This April, PBS' Masterpiece debuts Unforgotten, ITV's star-studded cold-case mystery series. The cast alone makes it worth tuning in.
DCI Cassie Stuart: There's no statute of limitations on murder.
Many people consider PBS and its Masterpiece series to be the U.S. equivalent of our BBC. Both are supported by government funding, neither has commercial breaks. Moreover, PBS seems to offer quite a few of the hit shows from across the pond for viewers here in America. But while it is true that some PBS shows on Masterpiece, like say Poldark or Sherlock, are pulled across the pond as soon as humanly possible, not all of Masterpiece's programming is so timely in their transfers, and quite a bit of it is actually made up of ITV series with the commercials taken out.

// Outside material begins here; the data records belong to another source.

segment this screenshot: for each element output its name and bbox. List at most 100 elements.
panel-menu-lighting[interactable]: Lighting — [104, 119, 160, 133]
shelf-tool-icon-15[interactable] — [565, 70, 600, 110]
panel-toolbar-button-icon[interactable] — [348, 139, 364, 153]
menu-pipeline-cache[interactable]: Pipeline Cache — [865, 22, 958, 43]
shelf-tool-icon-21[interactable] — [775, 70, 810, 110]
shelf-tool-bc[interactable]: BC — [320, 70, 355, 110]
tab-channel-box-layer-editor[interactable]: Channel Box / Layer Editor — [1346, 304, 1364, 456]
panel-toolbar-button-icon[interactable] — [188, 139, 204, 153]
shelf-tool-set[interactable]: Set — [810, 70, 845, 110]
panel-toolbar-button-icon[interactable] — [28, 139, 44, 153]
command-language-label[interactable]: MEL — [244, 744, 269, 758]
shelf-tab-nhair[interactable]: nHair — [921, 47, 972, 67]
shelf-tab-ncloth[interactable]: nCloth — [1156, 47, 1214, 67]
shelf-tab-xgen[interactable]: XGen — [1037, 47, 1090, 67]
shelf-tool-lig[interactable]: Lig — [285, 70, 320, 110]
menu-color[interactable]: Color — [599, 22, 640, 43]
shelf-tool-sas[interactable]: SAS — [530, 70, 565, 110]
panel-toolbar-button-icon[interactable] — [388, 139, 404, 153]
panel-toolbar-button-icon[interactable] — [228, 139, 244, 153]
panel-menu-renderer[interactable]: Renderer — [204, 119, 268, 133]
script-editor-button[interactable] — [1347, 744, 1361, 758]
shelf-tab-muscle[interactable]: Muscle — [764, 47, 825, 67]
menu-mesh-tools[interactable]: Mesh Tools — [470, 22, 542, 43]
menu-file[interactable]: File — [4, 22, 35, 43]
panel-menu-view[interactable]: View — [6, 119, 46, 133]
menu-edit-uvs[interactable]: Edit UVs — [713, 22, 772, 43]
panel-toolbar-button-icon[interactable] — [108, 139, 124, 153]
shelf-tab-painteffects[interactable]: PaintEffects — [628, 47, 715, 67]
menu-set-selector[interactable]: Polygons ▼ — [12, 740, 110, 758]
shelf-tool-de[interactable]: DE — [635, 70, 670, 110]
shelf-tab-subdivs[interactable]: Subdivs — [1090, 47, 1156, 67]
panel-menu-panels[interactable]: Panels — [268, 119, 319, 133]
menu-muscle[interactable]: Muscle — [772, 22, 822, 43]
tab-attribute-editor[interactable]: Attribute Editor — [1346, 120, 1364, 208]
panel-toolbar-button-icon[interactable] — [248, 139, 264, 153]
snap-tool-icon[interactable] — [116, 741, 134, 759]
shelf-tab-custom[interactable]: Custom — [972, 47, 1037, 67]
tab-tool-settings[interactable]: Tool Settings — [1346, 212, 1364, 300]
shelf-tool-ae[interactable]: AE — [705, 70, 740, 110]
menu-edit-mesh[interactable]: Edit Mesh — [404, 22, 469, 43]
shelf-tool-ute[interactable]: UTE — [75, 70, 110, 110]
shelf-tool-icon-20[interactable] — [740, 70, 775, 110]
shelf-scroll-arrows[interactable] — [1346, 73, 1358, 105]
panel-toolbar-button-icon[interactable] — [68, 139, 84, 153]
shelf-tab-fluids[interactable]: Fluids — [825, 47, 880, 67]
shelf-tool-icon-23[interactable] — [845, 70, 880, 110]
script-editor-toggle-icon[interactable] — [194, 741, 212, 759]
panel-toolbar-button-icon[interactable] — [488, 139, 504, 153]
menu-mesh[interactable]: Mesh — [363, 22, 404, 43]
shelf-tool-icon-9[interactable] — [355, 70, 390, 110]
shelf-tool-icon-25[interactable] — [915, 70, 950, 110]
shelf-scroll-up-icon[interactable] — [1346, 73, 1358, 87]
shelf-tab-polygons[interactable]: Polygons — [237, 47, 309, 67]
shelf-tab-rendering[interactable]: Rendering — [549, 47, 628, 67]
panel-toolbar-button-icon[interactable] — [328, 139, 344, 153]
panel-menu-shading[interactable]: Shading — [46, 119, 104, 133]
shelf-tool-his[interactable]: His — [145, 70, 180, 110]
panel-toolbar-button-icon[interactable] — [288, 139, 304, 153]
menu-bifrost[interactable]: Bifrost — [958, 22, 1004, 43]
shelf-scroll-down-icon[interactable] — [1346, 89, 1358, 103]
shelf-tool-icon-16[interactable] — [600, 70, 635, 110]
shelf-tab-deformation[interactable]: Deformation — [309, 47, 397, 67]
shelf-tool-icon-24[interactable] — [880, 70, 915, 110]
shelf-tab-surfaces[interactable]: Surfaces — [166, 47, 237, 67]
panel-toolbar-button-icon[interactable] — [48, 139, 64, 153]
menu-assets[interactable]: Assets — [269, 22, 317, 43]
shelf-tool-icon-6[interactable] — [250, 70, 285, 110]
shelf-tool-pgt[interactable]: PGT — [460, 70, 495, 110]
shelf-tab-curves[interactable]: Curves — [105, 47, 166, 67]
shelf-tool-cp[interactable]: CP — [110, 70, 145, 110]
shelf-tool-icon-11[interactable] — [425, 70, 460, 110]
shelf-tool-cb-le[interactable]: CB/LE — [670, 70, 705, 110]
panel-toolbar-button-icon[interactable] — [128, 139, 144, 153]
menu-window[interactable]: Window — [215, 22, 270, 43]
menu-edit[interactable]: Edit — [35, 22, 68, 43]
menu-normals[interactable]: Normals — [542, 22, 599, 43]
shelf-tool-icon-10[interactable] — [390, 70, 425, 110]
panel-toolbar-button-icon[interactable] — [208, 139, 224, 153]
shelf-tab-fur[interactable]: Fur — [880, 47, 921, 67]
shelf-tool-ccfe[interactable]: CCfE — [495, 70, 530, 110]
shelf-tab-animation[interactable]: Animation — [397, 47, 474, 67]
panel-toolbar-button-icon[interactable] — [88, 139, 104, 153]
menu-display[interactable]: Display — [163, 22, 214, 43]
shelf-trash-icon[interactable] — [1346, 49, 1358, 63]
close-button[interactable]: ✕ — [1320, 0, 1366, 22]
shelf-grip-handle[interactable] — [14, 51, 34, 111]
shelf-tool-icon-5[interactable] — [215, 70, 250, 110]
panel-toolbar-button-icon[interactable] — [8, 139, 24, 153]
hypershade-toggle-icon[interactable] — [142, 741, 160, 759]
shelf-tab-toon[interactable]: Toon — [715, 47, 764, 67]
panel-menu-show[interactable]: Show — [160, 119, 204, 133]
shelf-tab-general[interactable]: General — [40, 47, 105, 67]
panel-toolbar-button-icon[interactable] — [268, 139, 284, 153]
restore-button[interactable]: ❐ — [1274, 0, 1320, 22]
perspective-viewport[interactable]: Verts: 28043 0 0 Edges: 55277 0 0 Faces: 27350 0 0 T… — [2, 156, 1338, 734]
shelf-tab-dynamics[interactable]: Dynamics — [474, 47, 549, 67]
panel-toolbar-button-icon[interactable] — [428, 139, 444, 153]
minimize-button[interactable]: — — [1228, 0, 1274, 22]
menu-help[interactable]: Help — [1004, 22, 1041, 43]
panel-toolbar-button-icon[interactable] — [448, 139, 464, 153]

Unforgotten falls into both those latter categories. This series is from ITV, and the first season, which debuts this Sunday, April 8th at 9 p.m., actually aired over two years ago in the U.K., in the Fall of 2015. The cast is a list of "who's who" of British television talent. Nicola Walker (Last Tango In Halifax) and Sanjeev Bhaskar (The Kumars at No. 42) head up the cast as DCI Cassie Stuart and DS Sunny Khan respectively, two officers assigned to a cold case when a skeleton from the 1970s turns up in the middle of a commercial demolition site. Here's the full synopsis:
A skeleton found in the cellar of a building being demolished prompts investigation from DCI Cassie Stuart and her colleague DI Sunny Khan into the murder of a young man that could potentially span back thousands of years.
Tracking down what happened forty years ago brings them in contact with four seemingly unconnected couples, all of whom eventually become suspects in the long-unsolved case. There's Bernard Hill (Wolf Hall, Lord Of The Rings) as the vicar, Robert Greaves, and Hannah Gordon (Midsomer Murders, Monarch of the Glen) as his neglected wife. There's Tom Courtenay (Last Orders, Little Dorrit) and Gemma Jones (Sense and Sensibility, Bridget Jones's Diary) as the Alzheimer-fighting Slaters. Then there's Brian Bovell (Love Actually, Hollyoaks) and Ruth Sheen (Doc Martin, Vera Drake) as a pair of bereaved parents, Ray and Beth Wilton. And finally Trevor Eve (Shoestring, Waking The Dead) is Sir Philip Cross, and his wife is played by Cherie Lunghi (Excalibur, Midsomer Murders).
Are you overwhelmed by the sheer list of names and credits? You should be because that's where all the money went in this first season. Unfortunately, that means there wasn't much left for script or plot. The latter is at least twisty enough to be satisfying over the course of a six-episode run, though there are definitely points in the first couple of episodes where things drag from unnecessary plot loops. But the former requires a love of all of the hokey cliches one finds in this sort of television murder mystery.
The good news is that despite the cliched script, everyone involved has enough talent to make even the silliest lines seem believable and a commitment to their characters to carry the series and then some. And even when things are taking a while to get to the point, it's enjoyable to simply spend time watching this ensemble work. This is definitely a show where the journey matters as much as the whodunit answer.
As for why it took so long for PBS to pick it up? Well, the reviews were not so hot for the first season, which were generally gaga for the cast, but much less so for the overall structure of the series. It took until 2017 for ITV to get around to attempting a second run of the show. That second season got much higher marks in terms of story, and much better reviews overall, which is why ITV is now filming a third season, most likely to air later this year, and PBS has decided it was worth a berth in the Masterpiece schedule.
Unforgotten premieres this coming Sunday, April 8, 2018, at 9 p.m. on most local PBS stations. Check your local listings.